No wonder there was quite a coverage in the news media early this year when a study was published by researchers at Dartmouth which showed high amounts of inorganic arsenic (the bad kind) in formula and food products containing ORBS. Sure it made big news and caused a lot of anxiety for a while. Even Dr. Oz demonized apple juice to make a point about arsenic in a common foods!
But then, like always, the media moved on to other more alarming news. Meanwhile, parents were left without any solid guidance wondering if they were inadvertently poisoning their kids. Turns out, even the FDA (United States Food and Drug Administration) does not have any guidance on the allowable level of arsenic in foods although the EPA (Environmental Protection Agency) has established a limit of 10 parts per billion in drinking water (which means that 1 L of drinking water cannot have more than 10 micrograms).
So what should a parent do? Here are a few suggestions:
Know the Facts
Arsenic is a common element in the soil, which means it can find its way into foods. The question is not if arsenic is present in the food supply, but how much of it is safe. There are toxic chemicals in everything we encounter, some naturally present, some because of industrial pollution. What we need is to know what chemicals are present and limit them to a safe level. In case of arsenic in food, such a level has not been established – but there is no reason to believe that our food is contaminated to such a high level that it poses a very high risk to our health.

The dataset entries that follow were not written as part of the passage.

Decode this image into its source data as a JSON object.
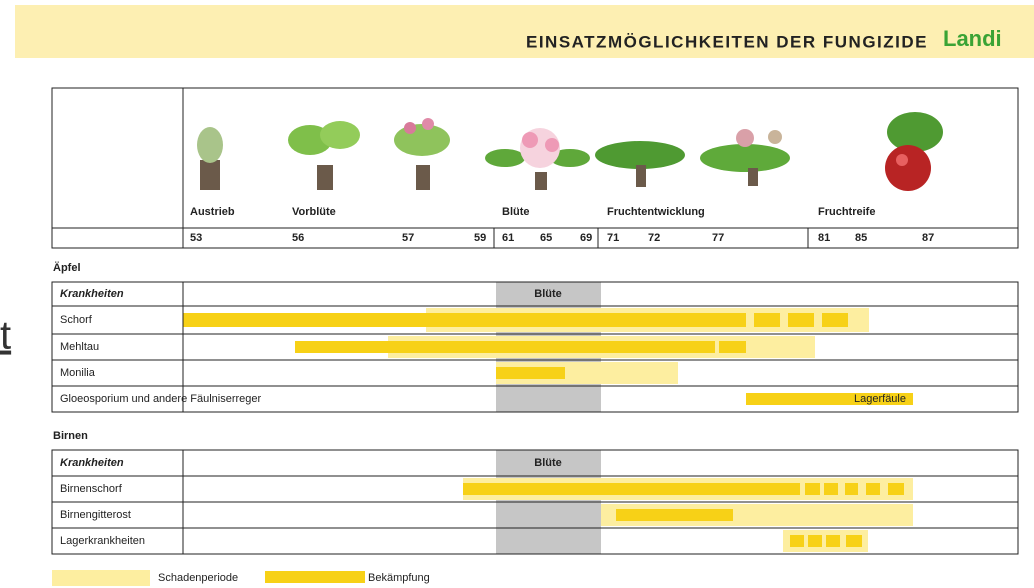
{
  "header": {
    "title": "EINSATZMÖGLICHKEITEN DER FUNGIZIDE",
    "brand": "Landi"
  },
  "fragment": "t",
  "stages": [
    "Austrieb",
    "Vorblüte",
    "Blüte",
    "Fruchtentwicklung",
    "Fruchtreife"
  ],
  "stage_numbers": [
    53,
    56,
    57,
    59,
    61,
    65,
    69,
    71,
    72,
    77,
    81,
    85,
    87
  ],
  "sections": [
    {
      "title": "Äpfel",
      "column_header": "Krankheiten",
      "bloom_label": "Blüte",
      "rows": [
        "Schorf",
        "Mehltau",
        "Monilia",
        "Gloeosporium und andere Fäulniserreger"
      ],
      "bar_label": "Lagerfäule"
    },
    {
      "title": "Birnen",
      "column_header": "Krankheiten",
      "bloom_label": "Blüte",
      "rows": [
        "Birnenschorf",
        "Birnengitterost",
        "Lagerkrankheiten"
      ]
    }
  ],
  "legend": [
    "Schadenperiode",
    "Bekämpfung"
  ]
}
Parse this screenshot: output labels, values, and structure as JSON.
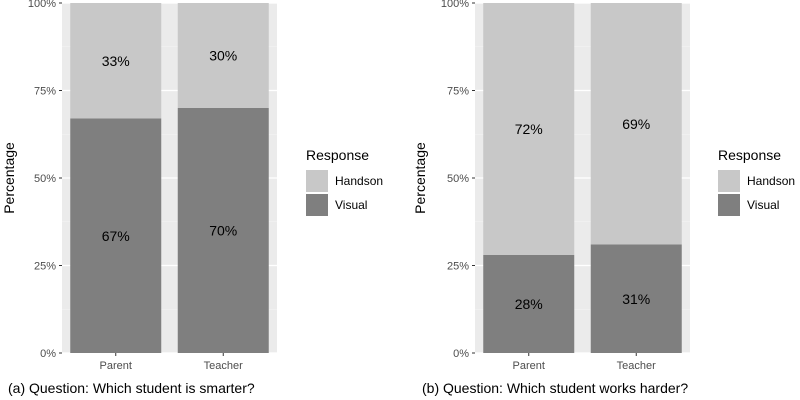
{
  "chart_data": [
    {
      "type": "bar",
      "stacked": true,
      "caption": "(a) Question: Which student is smarter?",
      "ylabel": "Percentage",
      "xlabel": "",
      "ylim": [
        0,
        100
      ],
      "yticks": [
        "0%",
        "25%",
        "50%",
        "75%",
        "100%"
      ],
      "categories": [
        "Parent",
        "Teacher"
      ],
      "series": [
        {
          "name": "Visual",
          "values": [
            67,
            70
          ],
          "labels": [
            "67%",
            "70%"
          ],
          "color": "#7f7f7f"
        },
        {
          "name": "Handson",
          "values": [
            33,
            30
          ],
          "labels": [
            "33%",
            "30%"
          ],
          "color": "#c8c8c8"
        }
      ],
      "legend": {
        "title": "Response",
        "position": "right",
        "items": [
          "Handson",
          "Visual"
        ]
      },
      "grid": true,
      "panel_background": "#ebebeb"
    },
    {
      "type": "bar",
      "stacked": true,
      "caption": "(b) Question: Which student works harder?",
      "ylabel": "Percentage",
      "xlabel": "",
      "ylim": [
        0,
        100
      ],
      "yticks": [
        "0%",
        "25%",
        "50%",
        "75%",
        "100%"
      ],
      "categories": [
        "Parent",
        "Teacher"
      ],
      "series": [
        {
          "name": "Visual",
          "values": [
            28,
            31
          ],
          "labels": [
            "28%",
            "31%"
          ],
          "color": "#7f7f7f"
        },
        {
          "name": "Handson",
          "values": [
            72,
            69
          ],
          "labels": [
            "72%",
            "69%"
          ],
          "color": "#c8c8c8"
        }
      ],
      "legend": {
        "title": "Response",
        "position": "right",
        "items": [
          "Handson",
          "Visual"
        ]
      },
      "grid": true,
      "panel_background": "#ebebeb"
    }
  ]
}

Rice has been found to have the highest level of inorganic arsenic. There are several reasons for this – rice is grown in standing water, which may have been contaminated with arsenic. This situation exists in Bangladesh where very high levels of arsenic have been detected in well water. Arsenic containing pesticides are another source of arsenic contamination in soil and water. This situation exists in many areas in the southern US states such as Texas, Louisiana, Arkansas, where rice is grown on fields previously used for cotton when arsenic based pesticides were common. Rice from California, on the other hand, has lower levels of arsenic.
Second reason why rice contains high levels of arsenic is because the rice plant, even if grown organically, absorbs arsenic from the soil very well. Turns out that arsenic is very similar to silicon, another element that the rice plant is very good at soaking up. If the soil and water in which rice is grown contains arsenic, then it will readily end up in the grain.
Minimize Consumption and Check the Source
I am not suggesting you give up on rice or rice containing foods completely. But keep it under control – like everything else, you need to consume these foods in moderation. How much is safe depends on the body weight – for adults, normal consumption of rice should be a couple of servings a day, not more than 100 g or so. According to recent estimates, people who eat more than 115 g of high arsenic rice (produced in southern US for example) can exceed the EPA drinking water limit.
It is even more of an issue for children because of their body weight. Limit the amount of foods from sources suspected of having harmful chemicals – this rule applies to everything, not just arsenic.
As I wrote before, it is important to check where the rice was produced. It is easier said than done, because this information is nearly impossible to find for processed foods. Basmati rice is considered to be a safe choice, although it is important to keep an eye on where it is coming from.
Consumer reports recently published data on arsenic in several brands of apple juice.
Watch for Latest Developments
Even though, there is no guidance from the FDA on safe arsenic levels, they seem to be working on it. FDA claims to routinely monitor arsenic in apple juice and now they have expanded the program to arsenic in rice and rice based foods. A study is expected to come out this year.
Bottom line – be informed, read the labels, check the source and consume in moderation.